The 1872 law allows miners to stake a claim to federal lands containing minerals by paying the federal government a $100 holding fee or performing $100 worth of mining work on the land a year. Claimants may take title to the property five years after staking a claim, when they must prove the minerals are recoverable, file a patent, and pay the federal government $2.50 to $5 an acre, depending on the value of the minerals.
The Bumpers-Rahall legislation would impose a new federal permit process, a new federal reclamation standard, an 8 percent gross royalty on income from finished hard-rock mining products, and higher claim fees. It would also end public laud sales to mining companies.
Proponents of the Bupers-Rahall bill say an 8 percent royalty is warranted because the U.S. taxpayers need a fair return from public lands and that mining companies have been "subsidized" far too long.

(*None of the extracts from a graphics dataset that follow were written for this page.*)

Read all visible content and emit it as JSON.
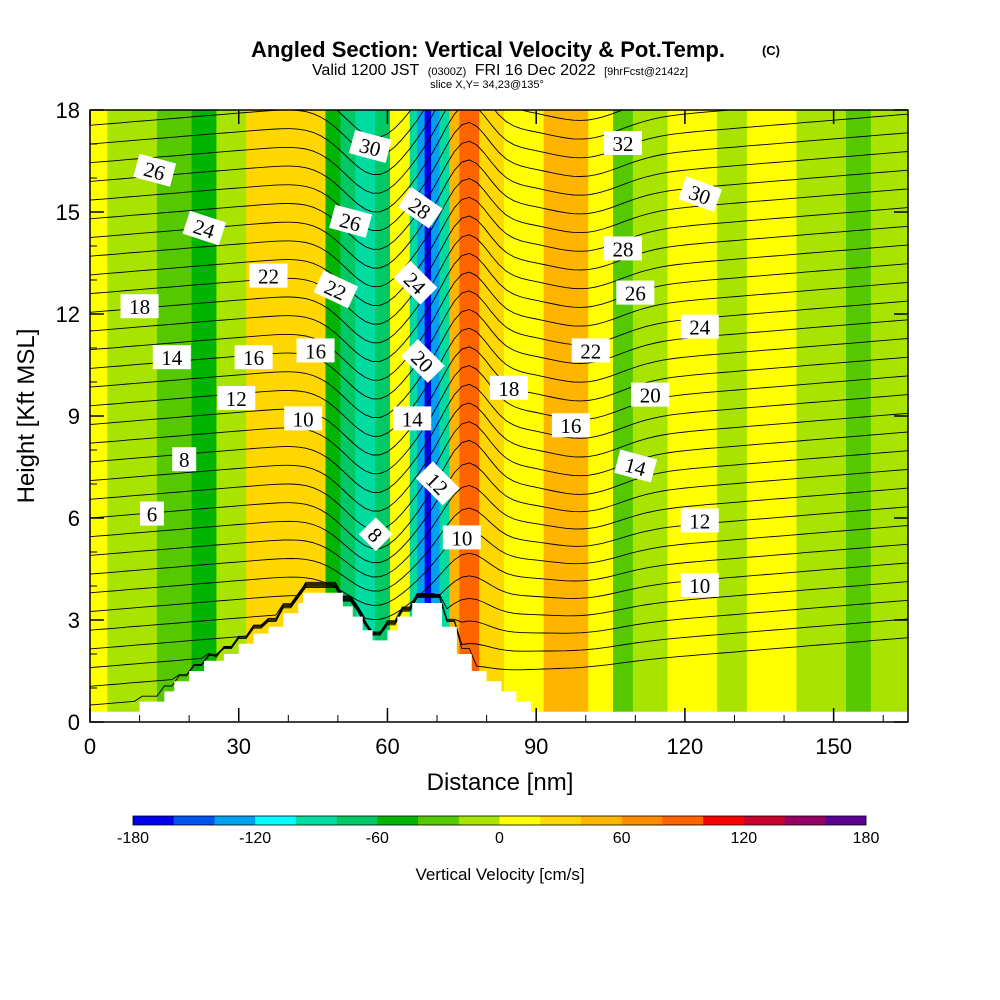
{
  "title": {
    "main": "Angled Section: Vertical Velocity & Pot.Temp.",
    "unit": "(C)",
    "valid_a": "Valid 1200 JST",
    "valid_b": "(0300Z)",
    "valid_c": "FRI 16 Dec 2022",
    "valid_d": "[9hrFcst@2142z]",
    "slice": "slice X,Y= 34,23@135°"
  },
  "chart_data": {
    "type": "heatmap",
    "xlabel": "Distance [nm]",
    "ylabel": "Height [Kft MSL]",
    "xlim": [
      0,
      165
    ],
    "ylim": [
      0,
      18
    ],
    "x_ticks": [
      "0",
      "30",
      "60",
      "90",
      "120",
      "150"
    ],
    "y_ticks": [
      "0",
      "3",
      "6",
      "9",
      "12",
      "15",
      "18"
    ],
    "colorbar": {
      "label": "Vertical Velocity [cm/s]",
      "tick_labels": [
        "-180",
        "-120",
        "-60",
        "0",
        "60",
        "120",
        "180"
      ],
      "colors": [
        "#0000ee",
        "#0055ee",
        "#00a0f0",
        "#00ffff",
        "#00dca0",
        "#00c864",
        "#00b400",
        "#55c800",
        "#a8e400",
        "#ffff00",
        "#ffd700",
        "#ffb400",
        "#ff8c00",
        "#ff6400",
        "#ff0000",
        "#c8002d",
        "#960064",
        "#5a0096"
      ]
    },
    "vertical_velocity_bands": [
      {
        "x": 0,
        "w": 3.5,
        "value": 5
      },
      {
        "x": 3.5,
        "w": 10,
        "value": -10
      },
      {
        "x": 13.5,
        "w": 7,
        "value": -25
      },
      {
        "x": 20.5,
        "w": 5,
        "value": -50
      },
      {
        "x": 25.5,
        "w": 6,
        "value": -20
      },
      {
        "x": 31.5,
        "w": 16,
        "value": 35
      },
      {
        "x": 47.5,
        "w": 3,
        "value": -45
      },
      {
        "x": 50.5,
        "w": 3,
        "value": -70
      },
      {
        "x": 53.5,
        "w": 4,
        "value": -95
      },
      {
        "x": 57.5,
        "w": 3,
        "value": -70
      },
      {
        "x": 60.5,
        "w": 4,
        "value": 10
      },
      {
        "x": 64.5,
        "w": 1.5,
        "value": -100
      },
      {
        "x": 66,
        "w": 1.5,
        "value": -130
      },
      {
        "x": 67.5,
        "w": 1.3,
        "value": -170
      },
      {
        "x": 68.8,
        "w": 1.7,
        "value": -130
      },
      {
        "x": 70.5,
        "w": 2,
        "value": -90
      },
      {
        "x": 72.5,
        "w": 2,
        "value": 40
      },
      {
        "x": 74.5,
        "w": 4,
        "value": 80
      },
      {
        "x": 78.5,
        "w": 5,
        "value": 35
      },
      {
        "x": 83.5,
        "w": 8,
        "value": 5
      },
      {
        "x": 91.5,
        "w": 9,
        "value": 40
      },
      {
        "x": 100.5,
        "w": 5,
        "value": 5
      },
      {
        "x": 105.5,
        "w": 4,
        "value": -40
      },
      {
        "x": 109.5,
        "w": 7,
        "value": -15
      },
      {
        "x": 116.5,
        "w": 10,
        "value": 5
      },
      {
        "x": 126.5,
        "w": 6,
        "value": -15
      },
      {
        "x": 132.5,
        "w": 10,
        "value": 5
      },
      {
        "x": 142.5,
        "w": 10,
        "value": -15
      },
      {
        "x": 152.5,
        "w": 5,
        "value": -30
      },
      {
        "x": 157.5,
        "w": 7.5,
        "value": -10
      }
    ],
    "terrain": [
      [
        0,
        0.3
      ],
      [
        10,
        0.3
      ],
      [
        10,
        0.6
      ],
      [
        15,
        0.6
      ],
      [
        15,
        0.9
      ],
      [
        17,
        0.9
      ],
      [
        17,
        1.2
      ],
      [
        20,
        1.2
      ],
      [
        20,
        1.5
      ],
      [
        23,
        1.5
      ],
      [
        23,
        1.8
      ],
      [
        27,
        1.8
      ],
      [
        27,
        2.0
      ],
      [
        30,
        2.0
      ],
      [
        30,
        2.3
      ],
      [
        33,
        2.3
      ],
      [
        33,
        2.6
      ],
      [
        36,
        2.6
      ],
      [
        36,
        2.8
      ],
      [
        39,
        2.8
      ],
      [
        39,
        3.2
      ],
      [
        42,
        3.2
      ],
      [
        42,
        3.5
      ],
      [
        43,
        3.5
      ],
      [
        43,
        3.8
      ],
      [
        51,
        3.8
      ],
      [
        51,
        3.4
      ],
      [
        53,
        3.4
      ],
      [
        53,
        3.1
      ],
      [
        55,
        3.1
      ],
      [
        55,
        2.7
      ],
      [
        57,
        2.7
      ],
      [
        57,
        2.4
      ],
      [
        60,
        2.4
      ],
      [
        60,
        2.7
      ],
      [
        62,
        2.7
      ],
      [
        62,
        3.1
      ],
      [
        65,
        3.1
      ],
      [
        65,
        3.5
      ],
      [
        71,
        3.5
      ],
      [
        71,
        2.8
      ],
      [
        74,
        2.8
      ],
      [
        74,
        2.0
      ],
      [
        77,
        2.0
      ],
      [
        77,
        1.5
      ],
      [
        80,
        1.5
      ],
      [
        80,
        1.2
      ],
      [
        83,
        1.2
      ],
      [
        83,
        0.9
      ],
      [
        86,
        0.9
      ],
      [
        86,
        0.6
      ],
      [
        89,
        0.6
      ],
      [
        89,
        0.3
      ],
      [
        165,
        0.3
      ]
    ],
    "theta_levels": [
      2,
      3,
      4,
      5,
      6,
      7,
      8,
      9,
      10,
      11,
      12,
      13,
      14,
      15,
      16,
      17,
      18,
      19,
      20,
      21,
      22,
      23,
      24,
      25,
      26,
      27,
      28,
      29,
      30,
      31,
      32,
      33,
      34
    ],
    "contour_labels": [
      {
        "text": "26",
        "x": 13,
        "y": 16.2,
        "angle": 15
      },
      {
        "text": "24",
        "x": 23,
        "y": 14.5,
        "angle": 18
      },
      {
        "text": "22",
        "x": 36,
        "y": 13.1,
        "angle": 0
      },
      {
        "text": "18",
        "x": 10,
        "y": 12.2,
        "angle": 0
      },
      {
        "text": "22",
        "x": 49.5,
        "y": 12.7,
        "angle": 25
      },
      {
        "text": "26",
        "x": 52.5,
        "y": 14.7,
        "angle": 15
      },
      {
        "text": "30",
        "x": 56.5,
        "y": 16.9,
        "angle": 15
      },
      {
        "text": "28",
        "x": 66.5,
        "y": 15.1,
        "angle": 35
      },
      {
        "text": "24",
        "x": 65.5,
        "y": 12.9,
        "angle": 45
      },
      {
        "text": "20",
        "x": 67,
        "y": 10.6,
        "angle": 45
      },
      {
        "text": "14",
        "x": 65,
        "y": 8.9,
        "angle": 0
      },
      {
        "text": "12",
        "x": 70,
        "y": 7.0,
        "angle": 45
      },
      {
        "text": "10",
        "x": 75,
        "y": 5.4,
        "angle": 0
      },
      {
        "text": "8",
        "x": 57.5,
        "y": 5.5,
        "angle": 45
      },
      {
        "text": "16",
        "x": 45.5,
        "y": 10.9,
        "angle": 0
      },
      {
        "text": "16",
        "x": 33,
        "y": 10.7,
        "angle": 0
      },
      {
        "text": "14",
        "x": 16.5,
        "y": 10.7,
        "angle": 0
      },
      {
        "text": "12",
        "x": 29.5,
        "y": 9.5,
        "angle": 0
      },
      {
        "text": "10",
        "x": 43,
        "y": 8.9,
        "angle": 0
      },
      {
        "text": "8",
        "x": 19,
        "y": 7.7,
        "angle": 0
      },
      {
        "text": "6",
        "x": 12.5,
        "y": 6.1,
        "angle": 0
      },
      {
        "text": "32",
        "x": 107.5,
        "y": 17.0,
        "angle": 0
      },
      {
        "text": "30",
        "x": 123,
        "y": 15.5,
        "angle": 20
      },
      {
        "text": "28",
        "x": 107.5,
        "y": 13.9,
        "angle": 0
      },
      {
        "text": "26",
        "x": 110,
        "y": 12.6,
        "angle": 0
      },
      {
        "text": "24",
        "x": 123,
        "y": 11.6,
        "angle": 0
      },
      {
        "text": "22",
        "x": 101,
        "y": 10.9,
        "angle": 0
      },
      {
        "text": "18",
        "x": 84.5,
        "y": 9.8,
        "angle": 0
      },
      {
        "text": "20",
        "x": 113,
        "y": 9.6,
        "angle": 0
      },
      {
        "text": "16",
        "x": 97,
        "y": 8.7,
        "angle": 0
      },
      {
        "text": "14",
        "x": 110,
        "y": 7.5,
        "angle": 15
      },
      {
        "text": "12",
        "x": 123,
        "y": 5.9,
        "angle": 0
      },
      {
        "text": "10",
        "x": 123,
        "y": 4.0,
        "angle": 0
      }
    ]
  }
}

The mining industry and the U.S. Chamber of Commerce maintain that a bill passed by the Senate earlier this year is a more reasonable approach. That legislation, sponsored by Sen. Larry E. Craig, R-Idaho, would impose a royalty of 2 percent of the net value of minerals-the minerals' value minus costs of extracting, developing, exploring, and processing--and would require companies to pay fair market value for land they buy.
The Clinton administration had yet to take a position on the Bumpers-Rahall or Craig bills in early September, but the president did propose a 12.5 percent royalty on hard-rock mining in the budget package he offered in March.
The royalty provision was dropped after pressure from Western lawmakers.
According to various economic studies, the 8 percent gross royalty proposed by Bumpers and Rahall would likely be economically infeasible for many mining companies. In addition, a 1992 study done by the accounting firm of Coopers & Lybrand and the law firm of Morrison & Foerster for the American Mining Congress concluded that nearly 50,000 mining jobs would be lost by the year 2000 as a result of the Bumpers-Rayhall royalty provision. Indirect job losses could range from 150,000 to 250,000, and the mining industry would suffer an earnings loss of about $1.2 billion, according to the study.
Proponents of the measure say the 8 percent royalty would raise $400 million for the U.S. government. The Coopers & Lybrand study, however, projected that the federal government would actually lose more than $420 million in revenue as a result of the bill. In addition, Coopers & Lybrand said the U.S. economy would lose about $6 billion in output.